ノニ(インディアン・マルベリー、グレート・モリンダ、ノノ、メングクドゥとしても知られる)は、日陰の森林や砂浜に自生する小さな熱帯植物です。ノニジュースは果実から抽出され、食物繊維と炭水化物が豊富に含まれます。多くの自然療法家や伝統文化では、ノニ植物とそのジュースに治癒効果があるとされていますが、がんを根本的に治すという証拠はなく、免疫力強化に役立つ可能性がある程度です。

事実

学名は Morinda citrifolia で、ルビア科に属する小型の熱帯果樹です。主にアジア原産ですが、タヒチをはじめとする太平洋諸島に広がり、ハワイや南米、カリブ海地域でも見られます。白い小さな花と、独特の強い臭いを放つジャガイモ大の緑色の果実をつけます。果実は生でも加熱しても食べられ、液体濃縮ジュースとして市販されています。

歴史

約2000年前に東南アジアからフランス領ポリネシアへ持ち込まれたと考えられています。ジェームズ・クック船長が18世紀後半にその利用を記録し、第二次世界大戦中はポリネシア駐留兵が現地住民の指示でノニを摂取し体力回復に役立てました。古くから民間療法として利用され、葉を煎じたお茶は消化不良や胃腸の問題に、伝統的ポリネシア医学では便秘、皮膚炎、感染症、歯肉・喉の不調に用いられます。マレーシアでは加熱した葉が胸部や呼吸器系の疾患に使われます。1995年にハワイのDavid Marcusが商業用ノニジュースを市場に投入し、現在では200社以上がノニジュースを販売しています。

特徴

ノニはビタミンC、ナイアシン、鉄、カリウムが豊富です。

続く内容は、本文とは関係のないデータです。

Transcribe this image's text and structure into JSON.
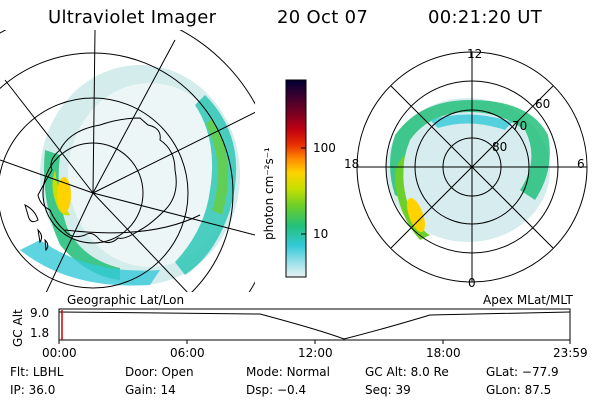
{
  "header": {
    "title": "Ultraviolet Imager",
    "date": "20 Oct 07",
    "time": "00:21:20 UT"
  },
  "left_panel": {
    "caption": "Geographic Lat/Lon"
  },
  "right_panel": {
    "caption": "Apex MLat/MLT",
    "mlt_labels": {
      "top": "12",
      "left": "18",
      "right": "6",
      "bottom": "0"
    },
    "lat_labels": [
      "60",
      "70",
      "80"
    ]
  },
  "colorbar": {
    "unit_label": "photon cm⁻²s⁻¹",
    "tick_labels": [
      "100",
      "10"
    ],
    "colors": [
      "#000033",
      "#3a0030",
      "#7a0022",
      "#bf0011",
      "#e83000",
      "#ff8a00",
      "#ffd200",
      "#c8e000",
      "#6ccf2a",
      "#24c07a",
      "#34c9d8",
      "#9fe1ea",
      "#e8f2f2"
    ]
  },
  "gc_alt_plot": {
    "ylabel": "GC Alt",
    "y_ticks": [
      "9.0",
      "1.8"
    ],
    "x_ticks": [
      "00:00",
      "06:00",
      "12:00",
      "18:00",
      "23:59"
    ]
  },
  "metadata": [
    [
      {
        "k": "Flt:",
        "v": "LBHL"
      },
      {
        "k": "Door:",
        "v": "Open"
      },
      {
        "k": "Mode:",
        "v": "Normal"
      },
      {
        "k": "GC Alt:",
        "v": "8.0 Re"
      },
      {
        "k": "GLat:",
        "v": "−77.9"
      }
    ],
    [
      {
        "k": "IP:",
        "v": "36.0"
      },
      {
        "k": "Gain:",
        "v": "14"
      },
      {
        "k": "Dsp:",
        "v": "−0.4"
      },
      {
        "k": "Seq:",
        "v": "39"
      },
      {
        "k": "GLon:",
        "v": "87.5"
      }
    ]
  ]
}
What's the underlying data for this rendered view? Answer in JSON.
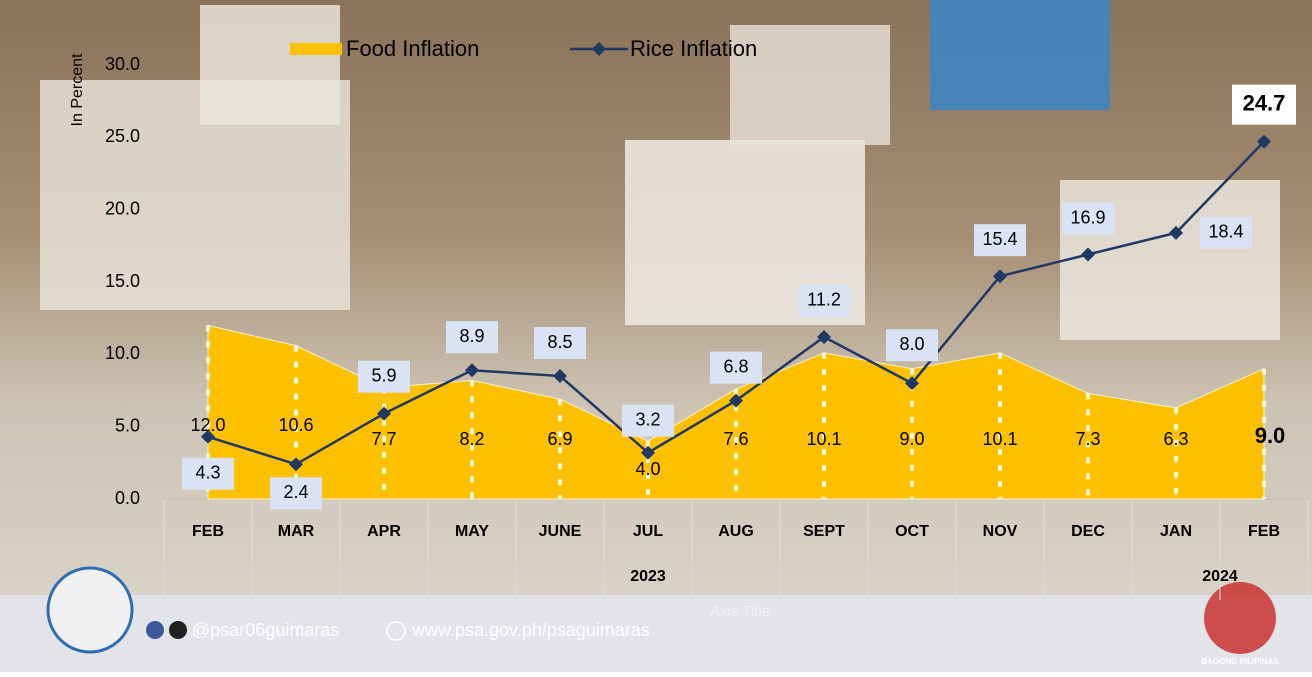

研究者は植物に含まれる23種以上のファイトケミカルを報告しており、その中にはチロシンキナーゼを阻害し、マウスで抗がん効果が示されたアルカロイド「ダムナカントール」も含まれます。ラット実験ではノニジュースががん細胞の形成を抑制したとの報告がありますが、ヒトに対する臨床試験での確固たるエビデンスはまだありません。また、運動持久力向上の可能性も示唆されていますが、これらも専門家によるレビューが必要です。

健康効果

試験管や動物実験では、ノニに抗菌、抗ウイルス、免疫調節、鎮痛作用があることが示されています。風邪、糖尿病、高血圧、うつ、月経痛、呼吸器疾患、発熱、胃腸障害、関節炎の改善に役立つと主張されていますが、確実な臨床根拠はありません。ノニは抗酸化物質、ビタミンC、ビタミンAが豊富で、米国がん協会はがん予防のために抗酸化物質を多く含む食事を推奨していますが、ノニが魔法のようにがんを治すというわけではありません。

注意点

妊娠中・授乳中の女性や肝臓・腎臓に疾患のある方には推奨されません。歴史的にノニは妊娠中絶の手段として用いられたことがあります。また、カリウム含有量が高いため慢性腎不全の方には危険です。さらに、アントラキノンという成分が肝毒性を引き起こす可能性がありますので、過剰摂取は避けるべきです。